COMPOSITION DE LA JURIDICTION
Président :
M. Magendie
Conseillers :
M. Frank, M. Boilevin
Avoués :
SCP Lissarrague & Dupuis, SCP Keime & Guttin, SCP Jullien-Lecharny-Rol
Avocats :
Me Ohl, Me Lucheux, Me Martin, Me Prat
L'ASSOCIATION DE DEFENSE DES PORTEURS D’O.R.A. "METROLOGIE INTERNATIONAL" a, en vertu d'une ordonnance de Monsieur le Président de cette Cour en date du 10 octobre 1994, assigné la Société METROLOGIE INTERNATIONAL, Monsieur René CAVARA et Monsieur Jean-Marcel FRANCOIS pour l'audience du 9 novembre 1994 à 9 heures.
FAITS ET PROCEDURE
La Société METROLOGIE INTERNATIONAL, distributeur français de matériel informatique, a émis en Mars 1989 des "obligations remboursables en action" (O.R.A.) pour un montant de 308.596.480 F correspondant à 482 182 titres d’un montant nominal de 640 F.

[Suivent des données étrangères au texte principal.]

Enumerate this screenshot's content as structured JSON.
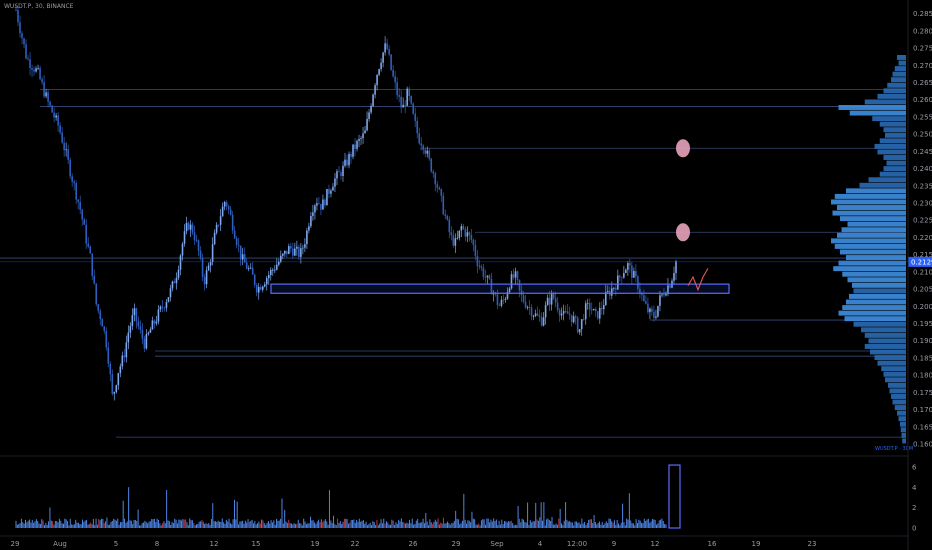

Ces titres étaient stipulés remboursables en totalité le 1er janvier 1997, ou antérieurement et tout moment à partir du 6 Avril 1994, au grand des titulaires en actions de METROLOGIE INTERNATIONAL, en raison d’une action pour une obligation.
A la suite de difficulté financières qui l'ont vidée de ses capitaux propres, la Société été METROLOGIE INTERNATIONAL a élaboré un plan de restructuration de son bilan qui l’a amenée à solliciter un effort de ses actionnaires, de ses banquiers, et aussi des porteurs d’obligations et des porteurs d’O.R.A.
Dans le cadre de la mise en oeuvre de ce plan, METROLOGIE INIERNATIONAL a convoqué, pour le 18 juillet 1994, une assemblée des porteurs d’O.R.A. à l’effet de modifier la date d’échéance des O.R.A. et leur parité de remboursement.
En désaccord avec ces opérations, un certain nombre de porteurs d’O.R.A. ont alors constitué une ASSOCIATION DE DEFENSE DES PORTEURS D’O.R.A. "METROLOGIE INTERNATIONAL", qui a demandé l’ajournement de l’assemblée générale, exprimant ses plus expresses réserves pour le cas où l’assemblée serait néanmoins tenue.
Nonobstant cette opposition, cette assemble s’est réuni. Elle a accepté le remboursement en actions au 1er aout 1994, des O.R.A. METROLOGIE INTERNATIONAL et approuvé l’ensemble des résolutions figurant à son ordre du jour.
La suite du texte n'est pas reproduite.